Já no artigo 9º, que descreve os crimes de responsabilidade contra a probidade na administração, inclui “proceder de modo incompatível com a dignidade, a honra e o decoro do cargo”. A descrição inclui o uso do cargo para realizar atividades ilícitas. Nenhum presidente jamais sofreu impeachment por esse motivo – nem mesmo Itamar Franco, fotografado ao lado da modelo Lilian Ramos, que estava sem calcinha, no carnaval de 1994, respondeu por quebra de decoro.
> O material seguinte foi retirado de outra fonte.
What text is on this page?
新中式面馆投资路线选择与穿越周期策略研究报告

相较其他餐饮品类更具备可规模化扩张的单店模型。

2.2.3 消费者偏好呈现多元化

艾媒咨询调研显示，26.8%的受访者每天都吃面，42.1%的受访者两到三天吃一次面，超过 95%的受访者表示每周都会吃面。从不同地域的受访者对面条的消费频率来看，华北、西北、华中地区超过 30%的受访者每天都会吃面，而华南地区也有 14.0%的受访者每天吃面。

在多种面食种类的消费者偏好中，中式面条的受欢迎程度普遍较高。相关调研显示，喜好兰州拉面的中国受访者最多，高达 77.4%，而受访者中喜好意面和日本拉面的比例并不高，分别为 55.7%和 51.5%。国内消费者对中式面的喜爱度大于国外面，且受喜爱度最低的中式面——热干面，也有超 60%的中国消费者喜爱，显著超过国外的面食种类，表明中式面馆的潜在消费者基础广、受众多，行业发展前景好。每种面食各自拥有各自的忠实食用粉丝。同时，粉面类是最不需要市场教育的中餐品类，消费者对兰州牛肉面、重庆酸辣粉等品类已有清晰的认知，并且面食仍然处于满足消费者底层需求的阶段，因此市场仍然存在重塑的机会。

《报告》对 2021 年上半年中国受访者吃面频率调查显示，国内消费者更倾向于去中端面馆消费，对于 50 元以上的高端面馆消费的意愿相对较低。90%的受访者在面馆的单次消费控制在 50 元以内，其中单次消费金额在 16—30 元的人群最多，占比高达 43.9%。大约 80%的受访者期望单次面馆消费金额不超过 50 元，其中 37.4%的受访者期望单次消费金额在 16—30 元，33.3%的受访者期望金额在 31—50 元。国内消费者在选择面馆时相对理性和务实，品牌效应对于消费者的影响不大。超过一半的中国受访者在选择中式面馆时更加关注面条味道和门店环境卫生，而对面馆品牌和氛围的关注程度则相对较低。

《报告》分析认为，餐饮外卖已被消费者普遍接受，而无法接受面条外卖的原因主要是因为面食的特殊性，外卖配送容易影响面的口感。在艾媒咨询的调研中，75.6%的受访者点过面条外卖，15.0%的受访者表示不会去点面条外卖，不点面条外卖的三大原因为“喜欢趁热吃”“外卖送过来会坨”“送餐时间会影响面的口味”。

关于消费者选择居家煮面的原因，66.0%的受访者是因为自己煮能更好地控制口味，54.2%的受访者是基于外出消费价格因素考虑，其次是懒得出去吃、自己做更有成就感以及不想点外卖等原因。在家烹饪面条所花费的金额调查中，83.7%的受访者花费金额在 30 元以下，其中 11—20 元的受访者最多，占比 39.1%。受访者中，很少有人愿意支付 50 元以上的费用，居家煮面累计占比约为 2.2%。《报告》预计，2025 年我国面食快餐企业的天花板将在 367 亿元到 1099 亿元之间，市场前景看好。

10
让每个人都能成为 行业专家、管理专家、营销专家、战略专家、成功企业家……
Para membros do Congresso Nacional, casos de perda de mandato por falta de decoro são raros – por exemplo, a deputada federal Flordelis, acusada pelo Ministério Público e pela Polícia Civil do Rio de Janeiro, não será presa preventivamente em função de contar com imunidade parlamentar. Mas alguns incidentes já provocaram a punição. O primeiro deles aconteceu na década de 1940.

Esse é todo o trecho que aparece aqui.